I do notice that I spend a lot of time setting things up. A lot of the nodes do not do what you expect them to do, so you are constantly looking at alternatives and testing lots of different nodes.
I do find opening for looking at results and looking to reconfigure the nodes a nuisance. It would be great to be able to map a few fast keys to these processes as you are using them repeatedly, and an F6 & F7 are not got locations for fast Key functions, so you are constantly right clicking mouse and selecting. These are one of the most used functions and they are mapped to top/middle of keyboard. Instead of bottom left/right where your fingers naturally rest.
the BIRT reporting tool can be a bit of a challenge.
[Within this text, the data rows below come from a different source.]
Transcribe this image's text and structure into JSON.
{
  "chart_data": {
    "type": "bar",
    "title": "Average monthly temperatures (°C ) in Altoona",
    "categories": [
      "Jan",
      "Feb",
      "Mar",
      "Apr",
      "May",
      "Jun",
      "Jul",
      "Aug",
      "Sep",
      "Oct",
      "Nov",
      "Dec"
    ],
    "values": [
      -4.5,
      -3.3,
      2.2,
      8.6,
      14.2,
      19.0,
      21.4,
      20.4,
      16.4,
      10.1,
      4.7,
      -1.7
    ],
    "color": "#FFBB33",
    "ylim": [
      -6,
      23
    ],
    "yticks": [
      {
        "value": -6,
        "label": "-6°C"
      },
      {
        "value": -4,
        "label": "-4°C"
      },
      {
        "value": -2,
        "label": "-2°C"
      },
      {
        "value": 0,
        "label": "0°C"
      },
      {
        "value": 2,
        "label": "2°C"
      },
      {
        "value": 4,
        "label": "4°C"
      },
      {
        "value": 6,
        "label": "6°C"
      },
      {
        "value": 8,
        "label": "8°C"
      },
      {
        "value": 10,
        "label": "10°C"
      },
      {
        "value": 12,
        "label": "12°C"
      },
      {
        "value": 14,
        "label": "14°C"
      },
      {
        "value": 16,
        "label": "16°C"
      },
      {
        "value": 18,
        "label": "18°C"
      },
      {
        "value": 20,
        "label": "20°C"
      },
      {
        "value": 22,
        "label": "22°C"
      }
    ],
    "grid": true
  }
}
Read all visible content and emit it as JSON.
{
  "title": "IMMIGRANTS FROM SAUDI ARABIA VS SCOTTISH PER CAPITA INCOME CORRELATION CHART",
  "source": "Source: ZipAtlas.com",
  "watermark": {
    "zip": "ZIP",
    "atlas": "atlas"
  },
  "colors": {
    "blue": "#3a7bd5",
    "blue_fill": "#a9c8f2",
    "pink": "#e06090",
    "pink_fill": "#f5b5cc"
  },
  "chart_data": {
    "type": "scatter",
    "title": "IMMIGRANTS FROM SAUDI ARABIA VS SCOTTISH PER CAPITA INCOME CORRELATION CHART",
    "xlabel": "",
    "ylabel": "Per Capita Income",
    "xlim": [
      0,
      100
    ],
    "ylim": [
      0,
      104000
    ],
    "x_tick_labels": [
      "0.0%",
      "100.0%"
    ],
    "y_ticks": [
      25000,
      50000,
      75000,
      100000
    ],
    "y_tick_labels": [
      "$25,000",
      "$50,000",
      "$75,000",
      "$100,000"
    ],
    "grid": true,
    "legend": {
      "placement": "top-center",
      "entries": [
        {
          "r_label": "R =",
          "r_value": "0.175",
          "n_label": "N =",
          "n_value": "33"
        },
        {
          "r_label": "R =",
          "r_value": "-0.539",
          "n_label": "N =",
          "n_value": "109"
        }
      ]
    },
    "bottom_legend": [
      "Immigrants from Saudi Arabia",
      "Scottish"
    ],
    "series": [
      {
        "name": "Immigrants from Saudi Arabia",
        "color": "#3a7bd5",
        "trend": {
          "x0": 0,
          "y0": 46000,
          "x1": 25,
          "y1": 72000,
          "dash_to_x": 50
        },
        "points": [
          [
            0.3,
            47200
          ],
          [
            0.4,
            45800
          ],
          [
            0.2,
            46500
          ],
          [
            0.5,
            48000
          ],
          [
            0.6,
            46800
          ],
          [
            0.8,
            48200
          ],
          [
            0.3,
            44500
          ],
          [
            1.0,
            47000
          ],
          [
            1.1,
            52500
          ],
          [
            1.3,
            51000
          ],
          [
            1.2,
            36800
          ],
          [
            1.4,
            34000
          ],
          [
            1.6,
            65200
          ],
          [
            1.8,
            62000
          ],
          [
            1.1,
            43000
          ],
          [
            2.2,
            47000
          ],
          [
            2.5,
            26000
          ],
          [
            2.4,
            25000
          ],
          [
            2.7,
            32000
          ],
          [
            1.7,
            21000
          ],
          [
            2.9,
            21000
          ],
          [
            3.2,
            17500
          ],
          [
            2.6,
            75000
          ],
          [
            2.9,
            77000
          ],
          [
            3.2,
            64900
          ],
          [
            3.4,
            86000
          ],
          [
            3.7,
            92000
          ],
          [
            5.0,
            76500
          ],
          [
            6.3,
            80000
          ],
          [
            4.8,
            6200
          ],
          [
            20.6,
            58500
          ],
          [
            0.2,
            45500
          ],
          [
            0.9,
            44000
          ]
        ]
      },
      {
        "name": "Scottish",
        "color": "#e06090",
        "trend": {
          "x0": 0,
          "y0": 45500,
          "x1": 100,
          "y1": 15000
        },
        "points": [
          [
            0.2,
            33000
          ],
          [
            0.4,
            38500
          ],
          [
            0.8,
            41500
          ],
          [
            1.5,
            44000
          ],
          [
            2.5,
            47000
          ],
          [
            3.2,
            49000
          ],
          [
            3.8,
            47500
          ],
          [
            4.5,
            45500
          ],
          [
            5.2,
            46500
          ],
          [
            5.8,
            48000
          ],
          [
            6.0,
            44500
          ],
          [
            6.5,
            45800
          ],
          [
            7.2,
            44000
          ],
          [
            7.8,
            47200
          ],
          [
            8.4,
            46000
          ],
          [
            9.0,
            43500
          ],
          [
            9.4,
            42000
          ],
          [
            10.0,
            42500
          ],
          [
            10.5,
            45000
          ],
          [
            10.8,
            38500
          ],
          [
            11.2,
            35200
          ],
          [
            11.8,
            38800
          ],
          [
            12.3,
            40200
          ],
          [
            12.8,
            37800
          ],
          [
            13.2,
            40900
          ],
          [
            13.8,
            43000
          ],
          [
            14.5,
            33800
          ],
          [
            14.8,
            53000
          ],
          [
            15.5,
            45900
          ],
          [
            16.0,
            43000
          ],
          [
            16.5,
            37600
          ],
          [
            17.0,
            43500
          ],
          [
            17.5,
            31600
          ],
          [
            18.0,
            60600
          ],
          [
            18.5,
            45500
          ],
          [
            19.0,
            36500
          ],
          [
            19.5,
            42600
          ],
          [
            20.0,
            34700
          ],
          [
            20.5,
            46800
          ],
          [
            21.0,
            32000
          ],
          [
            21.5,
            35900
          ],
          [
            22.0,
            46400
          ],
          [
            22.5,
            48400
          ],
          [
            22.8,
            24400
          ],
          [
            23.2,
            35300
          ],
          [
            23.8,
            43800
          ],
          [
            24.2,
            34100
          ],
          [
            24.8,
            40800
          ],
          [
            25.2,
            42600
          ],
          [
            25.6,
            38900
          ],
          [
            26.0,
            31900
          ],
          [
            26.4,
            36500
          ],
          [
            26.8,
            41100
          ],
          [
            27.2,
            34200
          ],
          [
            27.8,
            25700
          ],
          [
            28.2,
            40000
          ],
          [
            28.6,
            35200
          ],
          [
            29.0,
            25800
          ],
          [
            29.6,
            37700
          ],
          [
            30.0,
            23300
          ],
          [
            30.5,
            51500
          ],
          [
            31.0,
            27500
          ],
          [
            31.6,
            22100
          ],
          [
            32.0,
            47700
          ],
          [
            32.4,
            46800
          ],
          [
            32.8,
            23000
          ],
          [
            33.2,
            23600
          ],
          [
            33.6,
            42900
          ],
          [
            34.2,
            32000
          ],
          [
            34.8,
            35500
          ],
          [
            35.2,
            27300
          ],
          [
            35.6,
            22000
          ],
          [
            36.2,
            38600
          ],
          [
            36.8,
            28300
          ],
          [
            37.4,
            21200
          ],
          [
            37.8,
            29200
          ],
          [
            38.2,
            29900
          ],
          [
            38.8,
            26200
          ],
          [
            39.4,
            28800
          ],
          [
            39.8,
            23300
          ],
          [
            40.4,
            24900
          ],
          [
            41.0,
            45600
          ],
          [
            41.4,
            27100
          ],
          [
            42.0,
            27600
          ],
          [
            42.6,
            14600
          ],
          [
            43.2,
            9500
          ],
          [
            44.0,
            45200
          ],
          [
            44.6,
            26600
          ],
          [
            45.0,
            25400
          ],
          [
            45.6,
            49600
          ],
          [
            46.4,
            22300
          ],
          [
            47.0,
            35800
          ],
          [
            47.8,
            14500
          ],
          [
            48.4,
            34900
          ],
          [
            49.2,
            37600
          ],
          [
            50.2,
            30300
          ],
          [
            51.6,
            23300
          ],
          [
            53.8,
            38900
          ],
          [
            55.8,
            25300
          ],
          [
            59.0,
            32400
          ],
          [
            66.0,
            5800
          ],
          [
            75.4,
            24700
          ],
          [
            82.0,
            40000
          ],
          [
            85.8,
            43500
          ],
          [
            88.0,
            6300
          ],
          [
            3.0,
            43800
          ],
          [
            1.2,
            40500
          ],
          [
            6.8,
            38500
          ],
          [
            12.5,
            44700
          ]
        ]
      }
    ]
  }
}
Just hard work to set-up really, but no worse than other reporting setups I have come across.
Videos are not that great. I think the Orange ones far surpass the Knime ones.
A couple of my examples
This screenshot is of a simple process I set-up for re-naming (buy concatenating multiple columns) for Asset Tiger Asset database to make the searches easier on the mobile app. I kept on testing the App and re-naming the attributes to make the search easy and efficient. Once I had the process set- up I could fine tune it as required until I got what I wanted. I found it quicker than scripting in Excel.
In the large part of the screen you see a Zoomed in element of the overall process shown in the bottom left of the screenshot. This uses meta-nodes (collapsing multiple nodes into one node) so that the process could be run over different elements of the dataset (external roof, walls, doors, windows and internal walls, floor, ceiling, doors, windows, plumbing fixtures, joinery etc) so that you could show a specific elements condition in a specific year.
This is one of the meta-nodes expanded showing each separate node within (52 nodes). You can then copy these meta-nodes to the processes below.
Once your process is built it is pretty robust. I prefer this to Excel where its easy to delete something from a cell, and if that ids a formula that can cause chaos.
I have found that once I have developed some of the processes they are easy to use later. Also I have adapted them for other processes.
I want to start testing the machine learning processes, that will be on my list of things to do soon.